The Fox is #724 on the 1,001 Books You Must Read Before You Die list. See the whole list and my progress here. This summer, I’m reading from the list for my 20 Books of Summer challenge, and instead of straight reviews, I’m going to compare the 1,001 Books write ups with my own impressions.
The Fox is a borderline novella, 86 pages in my wide-margined and illustrated edition. The 1,001 Books write-up begins by contrasting the length of this book with Lawrence’s major works, calling it “too brief and too self-contained” to include much more than plot. I can’t argue that it’s brief, though I would argue that there’s plenty of the “symbolism and mysticism” the reviewer found lacking, right where you’d expect it – the titular fox, who poaches chickens from two women running a small farm, is transposed onto the returning WWI solider who disrupts their solitary life:
“But to March he was the fox. Whether is was the thrusting forward of his head, or the glisten of the fine whitish hairs on the ruddy cheek-bones, or the bright, keen eyes, that can never be said: but the boy was to her the fox, and she could not see him otherwise.”The Fox by D.H. Lawrence
This turned out to be the least of my quibbles. In describing the outcome of the young man’s intrusion (spoiler alert), the reviewer says that “ultimately female friendship is defeated”. I’m still trying to figure out how two women who live together, and share a bedroom, and are completely destabilized by the man’s determined pursuit of March, are “friends”; or how Banford’s words, that she “shall never know a moment’s peace again while I live, nor a moment’s happiness” if March accepts him, and how March’s words, in an attempt to reject him, “when I am alone with Jill (Banford) I seem to come to my own senses… I love Jill and she makes me feel safe and sane” are the words of “friends”.
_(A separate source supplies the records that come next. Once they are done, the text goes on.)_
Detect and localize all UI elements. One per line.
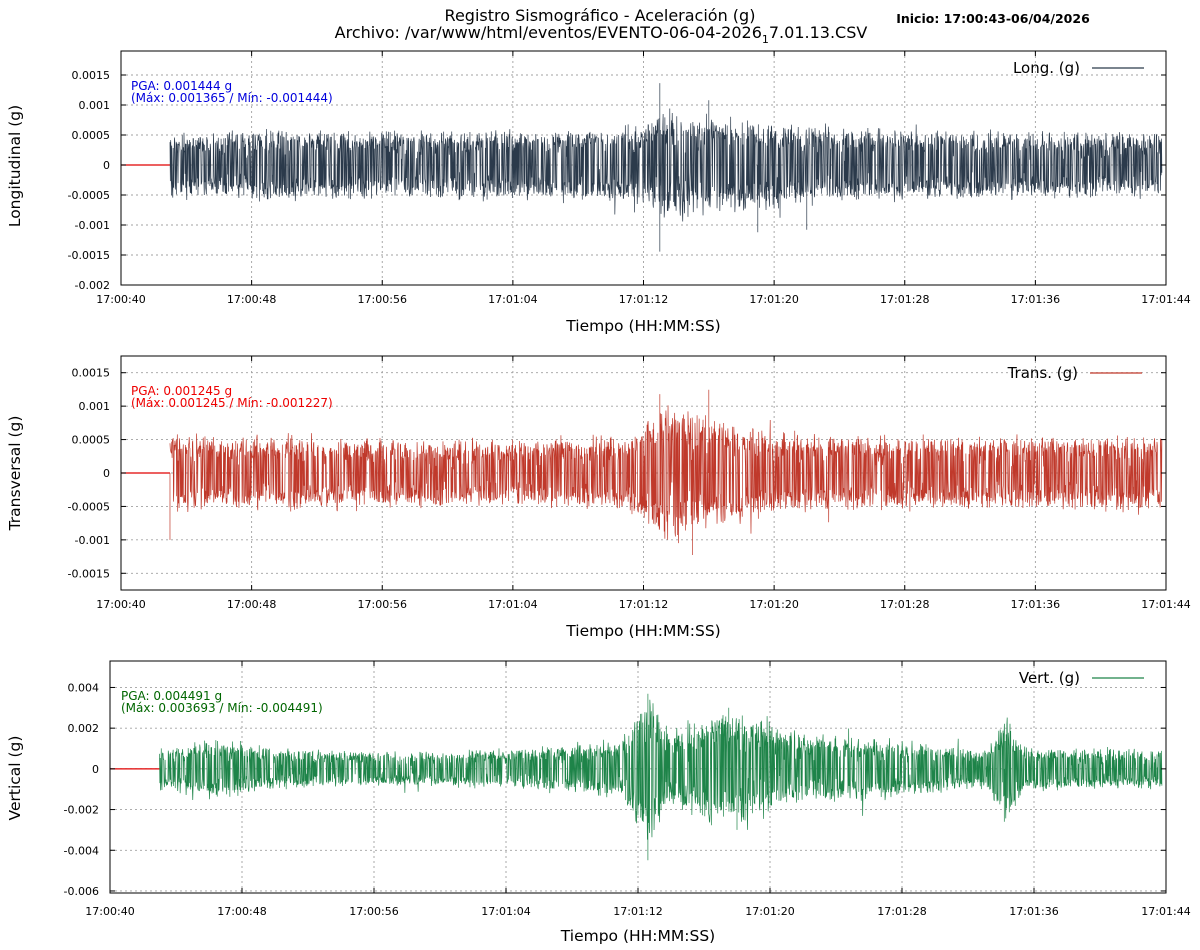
x-tick-label: 17:00:56 xyxy=(358,293,407,306)
x-tick-label: 17:01:04 xyxy=(481,905,530,918)
y-tick-label: -0.001 xyxy=(75,534,110,547)
x-tick-label: 17:00:40 xyxy=(96,598,145,611)
x-tick-label: 17:01:28 xyxy=(877,905,926,918)
x-tick-label: 17:00:48 xyxy=(227,598,276,611)
y-tick-label: -0.0015 xyxy=(68,249,110,262)
pga-label: PGA: 0.004491 g xyxy=(121,689,222,703)
file-path-suffix: 7.01.13.CSV xyxy=(769,23,867,42)
x-tick-label: 17:01:20 xyxy=(745,905,794,918)
y-tick-label: -0.004 xyxy=(64,844,99,857)
x-tick-label: 17:00:40 xyxy=(96,293,145,306)
y-tick-label: -0.0005 xyxy=(68,189,110,202)
x-axis-label: Tiempo (HH:MM:SS) xyxy=(560,927,715,945)
x-tick-label: 17:01:44 xyxy=(1141,905,1190,918)
x-tick-label: 17:01:12 xyxy=(619,293,668,306)
y-tick-label: 0.004 xyxy=(68,681,100,694)
y-tick-label: -0.0005 xyxy=(68,500,110,513)
y-tick-label: 0.0015 xyxy=(72,367,111,380)
x-tick-label: 17:00:48 xyxy=(227,293,276,306)
x-tick-label: 17:00:40 xyxy=(85,905,134,918)
trans-waveform xyxy=(169,389,1163,556)
x-tick-label: 17:01:28 xyxy=(880,598,929,611)
x-tick-label: 17:01:36 xyxy=(1011,598,1060,611)
y-tick-label: 0 xyxy=(103,467,110,480)
x-tick-label: 17:01:44 xyxy=(1141,598,1190,611)
vertical-panel: 17:00:40 17:00:48 17:00:56 17:01:04 17:01:12… xyxy=(6,660,1191,945)
x-tick-label: 17:00:56 xyxy=(349,905,398,918)
legend-label: Long. (g) xyxy=(1013,59,1080,77)
legend-label: Vert. (g) xyxy=(1019,669,1080,687)
pga-label: PGA: 0.001245 g xyxy=(131,384,232,398)
y-tick-label: 0.0005 xyxy=(72,129,111,142)
x-tick-label: 17:01:04 xyxy=(488,293,537,306)
x-tick-label: 17:01:36 xyxy=(1011,293,1060,306)
y-tick-label: -0.002 xyxy=(64,804,99,817)
longitudinal-panel: 17:00:40 17:00:48 17:00:56 17:01:04 17:01:12… xyxy=(6,50,1191,335)
y-tick-label: -0.006 xyxy=(64,885,99,898)
chart-title: Registro Sismográfico - Aceleración (g) xyxy=(445,6,756,25)
x-tick-label: 17:01:12 xyxy=(619,598,668,611)
pga-range-label: (Máx: 0.001365 / Mín: -0.001444) xyxy=(131,91,333,105)
legend-label: Trans. (g) xyxy=(1007,364,1078,382)
x-tick-label: 17:01:04 xyxy=(488,598,537,611)
x-tick-label: 17:01:12 xyxy=(613,905,662,918)
x-tick-label: 17:00:56 xyxy=(358,598,407,611)
x-tick-label: 17:01:20 xyxy=(749,293,798,306)
pga-range-label: (Máx: 0.003693 / Mín: -0.004491) xyxy=(121,701,323,715)
y-axis-label: Transversal (g) xyxy=(6,416,24,532)
long-waveform xyxy=(169,83,1163,252)
y-tick-label: -0.002 xyxy=(75,279,110,292)
start-time-label: Inicio: 17:00:43-06/04/2026 xyxy=(896,11,1090,26)
transversal-panel: 17:00:40 17:00:48 17:00:56 17:01:04 17:01:12… xyxy=(6,355,1191,640)
file-path: Archivo: /var/www/html/eventos/EVENTO-06… xyxy=(335,23,762,42)
x-axis-label: Tiempo (HH:MM:SS) xyxy=(565,317,720,335)
x-tick-label: 17:00:48 xyxy=(217,905,266,918)
y-axis-label: Vertical (g) xyxy=(6,736,24,821)
x-tick-label: 17:01:36 xyxy=(1009,905,1058,918)
y-tick-label: 0 xyxy=(92,763,99,776)
vert-waveform xyxy=(159,693,1163,861)
pga-label: PGA: 0.001444 g xyxy=(131,79,232,93)
y-axis-label: Longitudinal (g) xyxy=(6,105,24,227)
x-tick-label: 17:01:44 xyxy=(1141,293,1190,306)
y-tick-label: 0.002 xyxy=(68,722,100,735)
y-tick-label: 0.0005 xyxy=(72,434,111,447)
chart-subtitle: Archivo: /var/www/html/eventos/EVENTO-06… xyxy=(335,23,868,46)
x-axis-label: Tiempo (HH:MM:SS) xyxy=(565,622,720,640)
y-tick-label: 0 xyxy=(103,159,110,172)
y-tick-label: 0.0015 xyxy=(72,69,111,82)
x-tick-label: 17:01:20 xyxy=(749,598,798,611)
y-tick-label: 0.001 xyxy=(79,99,111,112)
x-tick-label: 17:01:28 xyxy=(880,293,929,306)
y-tick-label: -0.001 xyxy=(75,219,110,232)
pga-range-label: (Máx: 0.001245 / Mín: -0.001227) xyxy=(131,396,333,410)
file-path-subscript: 1 xyxy=(762,33,769,46)
y-tick-label: -0.0015 xyxy=(68,567,110,580)
y-tick-label: 0.001 xyxy=(79,400,111,413)
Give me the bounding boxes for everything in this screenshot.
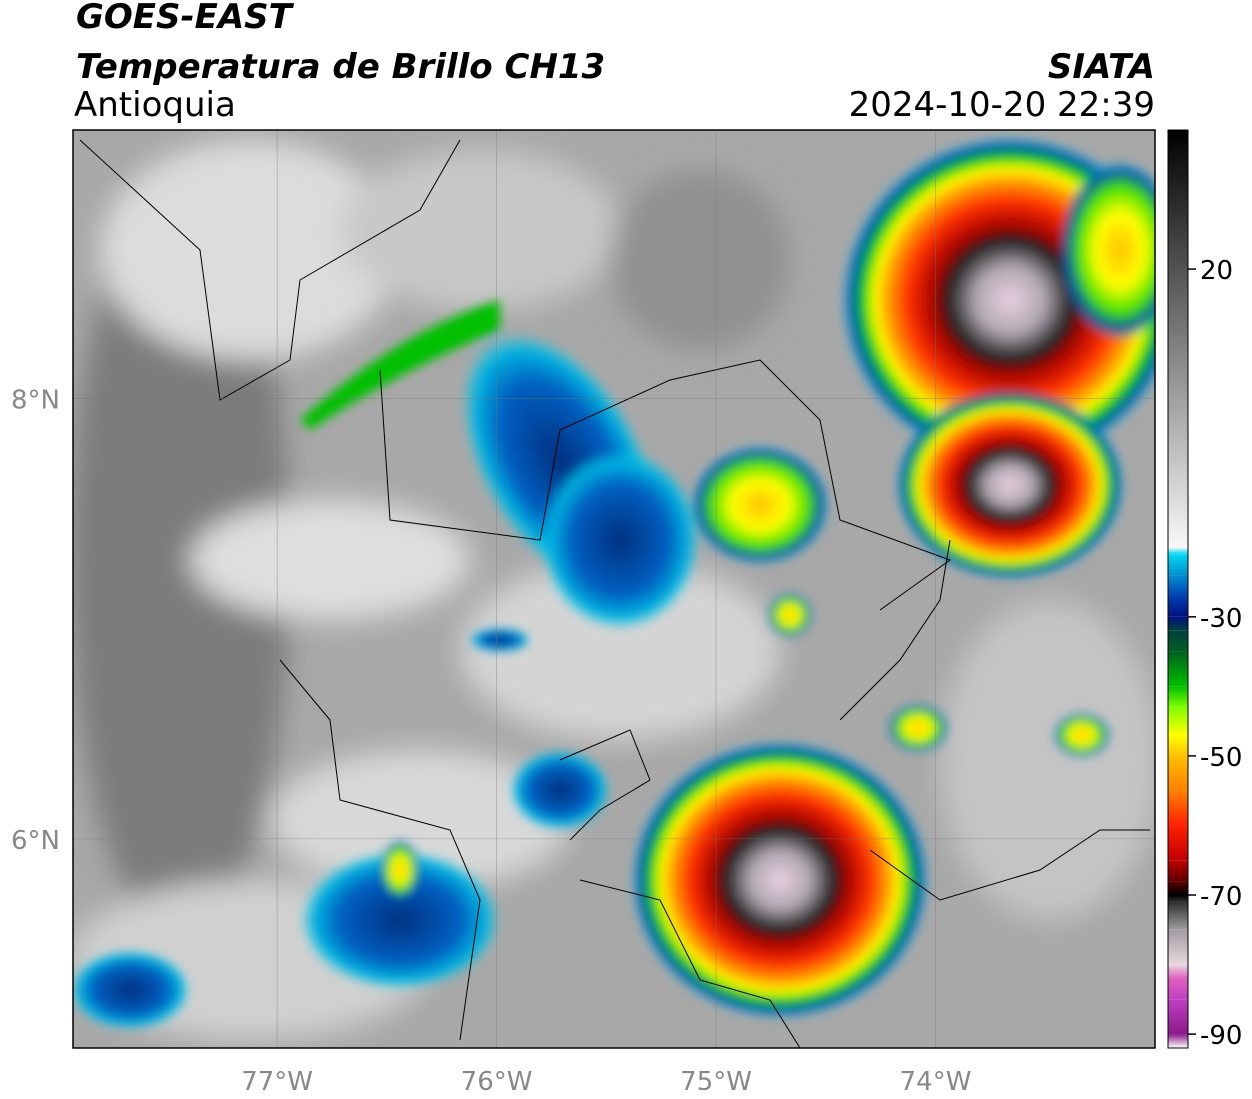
colorbar-segment: [1168, 901, 1188, 930]
colorbar-tick-label: 20: [1200, 256, 1233, 286]
colorbar-segment: [1168, 978, 1188, 1000]
colorbar-segment: [1168, 547, 1188, 555]
region: Antioquia: [74, 85, 236, 125]
colorbar-segment: [1168, 755, 1188, 791]
colorbar-segment: [1168, 790, 1188, 826]
y-tick-label: 6°N: [11, 826, 60, 856]
colorbar-segment: [1168, 964, 1188, 979]
x-tick-label: 74°W: [900, 1067, 972, 1097]
colorbar-segment: [1168, 860, 1188, 882]
colorbar-segment: [1168, 686, 1188, 708]
datetime: 2024-10-20 22:39: [849, 85, 1155, 125]
map-frame: [72, 129, 1156, 1049]
colorbar-tick-label: -30: [1200, 604, 1242, 634]
colorbar-segment: [1168, 130, 1188, 548]
colorbar-segment: [1168, 575, 1188, 596]
imagery: [73, 130, 1155, 1048]
colorbar-tick-label: -50: [1200, 743, 1242, 773]
colorbar-tick-label: -70: [1200, 882, 1242, 912]
colorbar-segment: [1168, 707, 1188, 736]
x-tick-label: 76°W: [461, 1067, 533, 1097]
title: GOES-EAST: [76, 0, 295, 37]
colorbar-segment: [1168, 895, 1188, 902]
colorbar-segment: [1168, 881, 1188, 895]
colorbar-segment: [1168, 630, 1188, 652]
colorbar-segment: [1168, 651, 1188, 687]
subtitle: Temperatura de Brillo CH13: [76, 47, 605, 87]
colorbar-segment: [1168, 929, 1188, 965]
colorbar-segment: [1168, 825, 1188, 861]
colorbar-segment: [1168, 999, 1188, 1035]
colorbar-frame: [1167, 129, 1189, 1049]
colorbar-segment: [1168, 595, 1188, 617]
colorbar-tick-label: -90: [1200, 1021, 1242, 1051]
colorbar-segment: [1168, 735, 1188, 756]
source: SIATA: [1048, 47, 1155, 87]
colorbar-segment: [1168, 554, 1188, 576]
y-tick-label: 8°N: [11, 386, 60, 416]
x-tick-label: 77°W: [241, 1067, 313, 1097]
x-tick-label: 75°W: [680, 1067, 752, 1097]
colorbar-segment: [1168, 1034, 1188, 1048]
colorbar-segment: [1168, 616, 1188, 631]
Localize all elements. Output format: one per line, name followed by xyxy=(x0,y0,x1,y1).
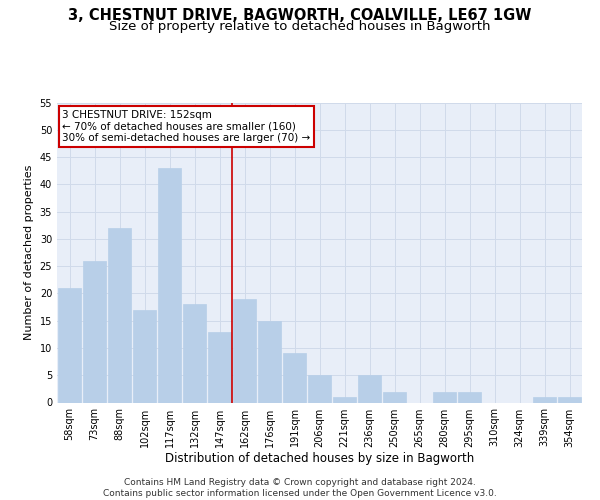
Bar xyxy=(108,228,131,402)
Bar xyxy=(458,392,481,402)
Bar xyxy=(58,288,81,403)
Bar xyxy=(283,354,306,403)
Text: Size of property relative to detached houses in Bagworth: Size of property relative to detached ho… xyxy=(109,20,491,33)
Bar xyxy=(558,397,581,402)
Bar xyxy=(183,304,206,402)
Bar xyxy=(83,260,106,402)
Bar xyxy=(133,310,156,402)
Bar xyxy=(158,168,181,402)
Bar xyxy=(383,392,406,402)
X-axis label: Distribution of detached houses by size in Bagworth: Distribution of detached houses by size … xyxy=(165,452,474,466)
Text: 3 CHESTNUT DRIVE: 152sqm
← 70% of detached houses are smaller (160)
30% of semi-: 3 CHESTNUT DRIVE: 152sqm ← 70% of detach… xyxy=(62,110,311,143)
Bar xyxy=(533,397,556,402)
Bar xyxy=(358,375,381,402)
Text: 3, CHESTNUT DRIVE, BAGWORTH, COALVILLE, LE67 1GW: 3, CHESTNUT DRIVE, BAGWORTH, COALVILLE, … xyxy=(68,8,532,22)
Bar xyxy=(333,397,356,402)
Bar xyxy=(208,332,231,402)
Bar xyxy=(258,320,281,402)
Y-axis label: Number of detached properties: Number of detached properties xyxy=(24,165,34,340)
Text: Contains HM Land Registry data © Crown copyright and database right 2024.
Contai: Contains HM Land Registry data © Crown c… xyxy=(103,478,497,498)
Bar xyxy=(233,299,256,403)
Bar xyxy=(308,375,331,402)
Bar xyxy=(433,392,456,402)
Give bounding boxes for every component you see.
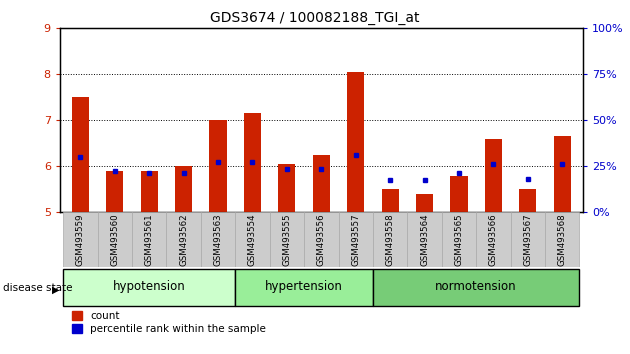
- FancyBboxPatch shape: [510, 212, 545, 267]
- Bar: [278, 164, 295, 212]
- Text: GSM493558: GSM493558: [386, 213, 394, 266]
- Bar: [416, 194, 433, 212]
- Bar: [140, 171, 158, 212]
- Text: GSM493565: GSM493565: [454, 213, 464, 266]
- Text: GSM493560: GSM493560: [110, 213, 120, 266]
- Bar: [450, 176, 467, 212]
- Text: normotension: normotension: [435, 280, 517, 293]
- Text: GSM493554: GSM493554: [248, 213, 257, 266]
- Bar: [106, 171, 123, 212]
- FancyBboxPatch shape: [98, 212, 132, 267]
- FancyBboxPatch shape: [338, 212, 373, 267]
- FancyBboxPatch shape: [304, 212, 338, 267]
- Text: GSM493557: GSM493557: [351, 213, 360, 266]
- Bar: [347, 72, 364, 212]
- FancyBboxPatch shape: [442, 212, 476, 267]
- Bar: [519, 189, 536, 212]
- Text: GSM493562: GSM493562: [179, 213, 188, 266]
- Bar: [244, 113, 261, 212]
- FancyBboxPatch shape: [201, 212, 235, 267]
- Text: GSM493566: GSM493566: [489, 213, 498, 266]
- FancyBboxPatch shape: [545, 212, 580, 267]
- FancyBboxPatch shape: [63, 269, 235, 306]
- Bar: [484, 139, 502, 212]
- FancyBboxPatch shape: [476, 212, 510, 267]
- Bar: [312, 155, 330, 212]
- Text: GSM493563: GSM493563: [214, 213, 222, 266]
- Bar: [210, 120, 227, 212]
- FancyBboxPatch shape: [166, 212, 201, 267]
- Text: GSM493555: GSM493555: [282, 213, 292, 266]
- Legend: count, percentile rank within the sample: count, percentile rank within the sample: [68, 307, 270, 338]
- FancyBboxPatch shape: [373, 212, 408, 267]
- Bar: [175, 166, 192, 212]
- FancyBboxPatch shape: [270, 212, 304, 267]
- Text: GSM493559: GSM493559: [76, 213, 85, 266]
- Text: GSM493567: GSM493567: [523, 213, 532, 266]
- Bar: [554, 137, 571, 212]
- FancyBboxPatch shape: [235, 269, 373, 306]
- FancyBboxPatch shape: [235, 212, 270, 267]
- Text: ▶: ▶: [52, 285, 60, 295]
- FancyBboxPatch shape: [132, 212, 166, 267]
- Bar: [72, 97, 89, 212]
- FancyBboxPatch shape: [373, 269, 580, 306]
- FancyBboxPatch shape: [63, 212, 98, 267]
- Text: GSM493564: GSM493564: [420, 213, 429, 266]
- Text: hypertension: hypertension: [265, 280, 343, 293]
- Bar: [382, 189, 399, 212]
- Text: hypotension: hypotension: [113, 280, 186, 293]
- Text: GSM493561: GSM493561: [145, 213, 154, 266]
- Text: GSM493568: GSM493568: [558, 213, 566, 266]
- Text: GSM493556: GSM493556: [317, 213, 326, 266]
- Text: GDS3674 / 100082188_TGI_at: GDS3674 / 100082188_TGI_at: [210, 11, 420, 25]
- Text: disease state: disease state: [3, 283, 72, 293]
- FancyBboxPatch shape: [408, 212, 442, 267]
And of course, this “friendship” is only “defeated” when (spoiler alert!!) the man murders one of the women.
I wondered if I was imagining the lesbian relationship at the centre of this novella. Have I just read too many Emma Donoghue and Sarah Waters novels?
Emma Donoghue turned out to be the key. In browsing book blogs that mention The Fox, I came across a review of Donoghue’s 2006 history of “desire between women in literature”, Inseparable, in which she examines The Fox as an example of rivalry, in which a man threatens a relationship between women, and as an example of domesticity in lesbian relationships, rare enough, as women weren’t often able to live together in the early 20th century:
When a female couple does find a home, destruction is rarely far behind: it is as if the hubris of claiming a permanent site for love brings on nemesis.Inseparable by Emma Donoghue
Donoghue’s book is fascinating, and offers a much richer way to look at The Fox and other post-WWI novels, many of which are steeped in anxiety about how all these unmarried women would live in a world with so few young men to marry. Inseparable also examines other rivalries that threaten lesbian relationships, going back as far as Clarrisa and Dangerous Liaisons, and in other chapters, themes as varied as cross dressing, monsters, romantic friendship, and criminals. Highly recommended!
1,001 Books finishes its brief examination of The Fox by characterizing the book as having a sense of “freedom and joyfulness”. The death of one lover, and the bleak future of the other as an unhappy wife and homesteader seems anything by free and joyful. The triumphant man/fox even admits that he “should have left Banford and March to kill one another”.
“The book may be brief, but it is beautiful”, the closing line of the 1,001 Books summary, may be the only point on which we agree!